The plaintiffs contend that the PLA requirement that “a contractor must draw 88% of its labor from the signatory BCTC trade union’s hiring hall faces a non-BCTC contractor to work with a ‘stranger’ workforce,” the order states.
The plaintiffs assert that the PLAs require participant contractor unions to pay fringe benefits into BCTC union funds, resulting in BIECA or UECA paying the same fringe benefits twice, once into the BCTC union funds and once into the Building Trades Funds, the order says.
BIECA and UECA plan to appeal the decision, according to attorney Alan Marshall Pollack of Robinson Brog Leinwand Greene Genovese & Gluck PC, representing the plaintiffs. He tells GlobeSt.com that BIECA and UECA has not filed the appeal yet, but association members are currently reviewing the decision and intends to do so in due course. “We are disappointed in the decision, but we intend to appeal to the Second Circuit,” Pollack says.
The history of the city’s PLAs started in 2008, when the New York State Legislature passed New York Labor Law 222 as part of a reform package, the order states. It then sought to reform section 101 of the General Municipal Law, known as the Wicks Law, requiring four prime contractors to be involved in the construction of rehabilitation of a municipal project: electrical, plumbing and mechanical contractors, as well as a general contractor, the order says.
On November 24, 2009, the City and the BCTC had agreed to enter into three PLAs to be in force through 2014. The three PLAs included citywide rehabilitation and renovation of city-owned structures; new construction for the city’s Department of Design and Construction, which applies to eight projects; and new construction for the city’s Department of Sanitation, the order states. After the November announcement, the city and the BCTC executed three additional PLAs for the city’s Department of Environmental Protection, the Department of Parks and Recreation and the Department of Housing Preservation & Development, the order says.

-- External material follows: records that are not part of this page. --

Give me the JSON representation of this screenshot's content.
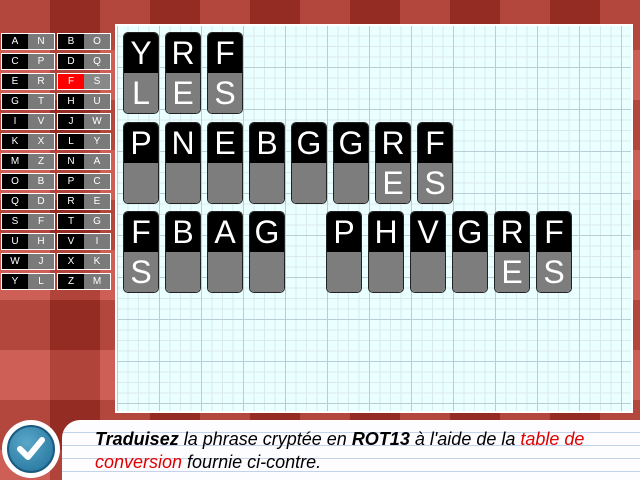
{
  "conversion_table": [
    [
      [
        "A",
        "N"
      ],
      [
        "B",
        "O"
      ]
    ],
    [
      [
        "C",
        "P"
      ],
      [
        "D",
        "Q"
      ]
    ],
    [
      [
        "E",
        "R"
      ],
      [
        "F",
        "S"
      ]
    ],
    [
      [
        "G",
        "T"
      ],
      [
        "H",
        "U"
      ]
    ],
    [
      [
        "I",
        "V"
      ],
      [
        "J",
        "W"
      ]
    ],
    [
      [
        "K",
        "X"
      ],
      [
        "L",
        "Y"
      ]
    ],
    [
      [
        "M",
        "Z"
      ],
      [
        "N",
        "A"
      ]
    ],
    [
      [
        "O",
        "B"
      ],
      [
        "P",
        "C"
      ]
    ],
    [
      [
        "Q",
        "D"
      ],
      [
        "R",
        "E"
      ]
    ],
    [
      [
        "S",
        "F"
      ],
      [
        "T",
        "G"
      ]
    ],
    [
      [
        "U",
        "H"
      ],
      [
        "V",
        "I"
      ]
    ],
    [
      [
        "W",
        "J"
      ],
      [
        "X",
        "K"
      ]
    ],
    [
      [
        "Y",
        "L"
      ],
      [
        "Z",
        "M"
      ]
    ]
  ],
  "selected_pair": "F-S",
  "words": [
    {
      "cipher": [
        "Y",
        "R",
        "F"
      ],
      "plain": [
        "L",
        "E",
        "S"
      ]
    },
    {
      "cipher": [
        "P",
        "N",
        "E",
        "B",
        "G",
        "G",
        "R",
        "F"
      ],
      "plain": [
        "",
        "",
        "",
        "",
        "",
        "",
        "E",
        "S"
      ]
    },
    {
      "cipher": [
        "F",
        "B",
        "A",
        "G"
      ],
      "plain": [
        "S",
        "",
        "",
        ""
      ]
    },
    {
      "cipher": [
        "P",
        "H",
        "V",
        "G",
        "R",
        "F"
      ],
      "plain": [
        "",
        "",
        "",
        "",
        "E",
        "S"
      ]
    }
  ],
  "instruction": {
    "verb": "Traduisez",
    "part1": " la phrase cryptée en ",
    "cipher_name": "ROT13",
    "part2": " à l'aide de la ",
    "link": "table de conversion",
    "part3": " fournie ci-contre."
  },
  "icons": {
    "validate": "check-icon"
  },
  "colors": {
    "selected": "#ff0000",
    "link": "#e00000",
    "tile_top": "#000000",
    "tile_bottom": "#7d7d7d"
  }
}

Prior to entering the PLAs with the BCTC, the City commissioned studies from four consultants--including Hill International, the LiRo Group, the Turner Construction Company and Tishman Construction--to evaluate any potential cost savings and efficiencies that might result from the use of a PLA in conjunction with these projects, the order says.
Each study concluded that by obtaining certain union concessions, including standardizing work hours, overtime hours, work shift rules and holidays for each of the various construction trades along with ‘no strike’ provisions and common grievance procedures, the city would realize substantial cost savings on projects covered by these PLAs, according to the order.
In this decision, the Court relied in part on a US Supreme Court decision regarding the clean-up of Boston Harbor which determined that PLAs negotiated to expedite the project were unlawful, the city says. The New York City Law Department's legal team included Becker, Eric P. Jewell and Steven Stein Cushman. Carol O'Rourke Pennington of Colleran O'Hara & Mills, of Garden City, NY, represented the BCTC.